Dice San Gregorio Magno que “la voz ángel es nombre del oficio, no de la naturaleza, pues aquellos santos espíritus de la patria celeste siempre son espíritus, pero no siempre pueden llamarse ángeles; porque solamente son ángeles cuando por ellos se anuncian algunas cosas” (Homilía 34 sobre los Evangelios, n. 8).
El primer papa-monje tiene razón, pues “ángel” significa “mensajero”, “nuncio”, “embajador”, y no todos los coros de espíritus celestiales cubren esta misión. Pero, por extensión y de forma general, conocemos como “ángeles” a todos esos espíritus celestiales, aunque en sentido estricto sólo lo sean los propiamente denominados ángeles y los arcángeles. El nombre de “ángel” se debe a que Dios en ocasiones les hace ser mensajeros o transmisores de una revelación que no está a nuestro alcance.
Por lo tanto, la naturaleza de los ángeles es espiritual: son seres espirituales, sin cuerpo y sin mezcla alguna de materia. Por eso San Ambrosio de Milán dice que su naturaleza es más parecida a la de Dios que la de los hombres (Tratado sobre el Evangelio de San Lucas, lib. VII, n. 126). El Pseudo-Dionisio Areopagita, autor monástico oriental del primer tratado de angelología en el siglo V o VI, La Jerarquía Celeste, se refiere a los ángeles como “inteligencias celestes”, “seres inteligibles e inteligentes” y “seres inmateriales e inteligentes” y señala que “son seres sobrenaturales que sobrepasan con mucho nuestra razón discursiva y corporal” (caps. 1 y 2). Santo Tomás de Aquino, el “Doctor Angélico” del siglo XIII, los define en la Suma Teológica como “sustancias intelectuales inmateriales”, porque “toda sustancia intelectual es absolutamente inmaterial”; añade que nuestro intelecto no puede llegar a percibirlas como son en sí mismas, sino que las concibe a su modo humano, es decir, como percibe las cosas materiales (Suma Teológica I, q. 50, a. 2 in c).
Como seres espirituales incorpóreos, los ángeles son naturalmente incorruptibles e inmortales. No tienen cuerpos unidos naturalmente a ellos, si bien a veces los asumen, reales o aparentes: no necesitan asumir un cuerpo por ellos, sino por nosotros, para que los podamos ver, tocar, etc. Cabe recordar el ejemplo del arcángel San Rafael en el libro de Tobías o de Tobit. A diferencia de la unión de cuerpo y alma en el hombre, que Santo Tomás define como “unión sustancial”, en el caso de que un ángel adopte un cuerpo real se da una mera “unión accidental”, es decir, circunstancial, no necesaria. Por lo tanto, aunque puedan adoptar un cuerpo circunstancialmente para hacerse visibles a los hombres y aunque nosotros los representemos con cuerpo, dada nuestra incapacidad de imaginar en su pureza el espíritu y más aún de plasmarlo en el arte, los ángeles son en sí mismos espíritus puros, sin cuerpo.

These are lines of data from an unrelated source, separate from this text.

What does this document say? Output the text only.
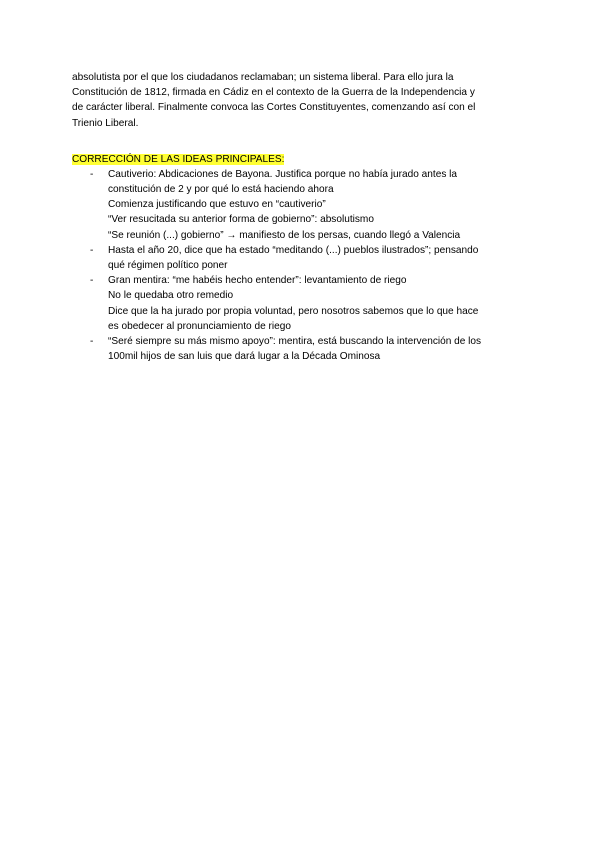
absolutista por el que los ciudadanos reclamaban; un sistema liberal. Para ello jura la

Constitución de 1812, firmada en Cádiz en el contexto de la Guerra de la Independencia y

de carácter liberal. Finalmente convoca las Cortes Constituyentes, comenzando así con el

Trienio Liberal.

CORRECCIÓN DE LAS IDEAS PRINCIPALES:
- Cautiverio: Abdicaciones de Bayona. Justifica porque no había jurado antes la
constitución de 2 y por qué lo está haciendo ahora
Comienza justificando que estuvo en “cautiverio”
“Ver resucitada su anterior forma de gobierno”: absolutismo
“Se reunión (...) gobierno” → manifiesto de los persas, cuando llegó a Valencia
- Hasta el año 20, dice que ha estado “meditando (...) pueblos ilustrados”; pensando
qué régimen político poner
- Gran mentira: “me habéis hecho entender”: levantamiento de riego
No le quedaba otro remedio
Dice que la ha jurado por propia voluntad, pero nosotros sabemos que lo que hace
es obedecer al pronunciamiento de riego
- “Seré siempre su más mismo apoyo”: mentira, está buscando la intervención de los
100mil hijos de san luis que dará lugar a la Década Ominosa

Una cuestión opinable en la que incidió Santo Tomás y donde no todos los teólogos tienen el mismo parecer según su planteamiento metafísico, es si cada ángel constituye una especie diferente. Por ejemplo, los hombres formamos una misma especie (la humana). San Alberto Magno y San Buenaventura se inclinan a pensar que todos los ángeles son igualmente de una misma especie, pues todos son seres intelectuales. Otros teólogos, como Alejandro de Hales o Biel, piensan que los ángeles de una misma jerarquía (hablaremos sobre ellas) son de la misma especie, según los oficios o ministerios. Francisco Suárez y otros, por su parte, opinan que cada coro forma una especie (así, los querubines, los serafines…), por voluntad divina. En cambio, Santo Tomás y otros seguidores suyos piensan que cada ángel es una especie diferente, porque es una esencia diferente: la razón es porque en los ángeles no hay composición de forma y materia, pero sí de forma y ser, es decir, del sujeto que es (quod est) y de aquello por lo que es (quo est), del sujeto que es y del ser (esse).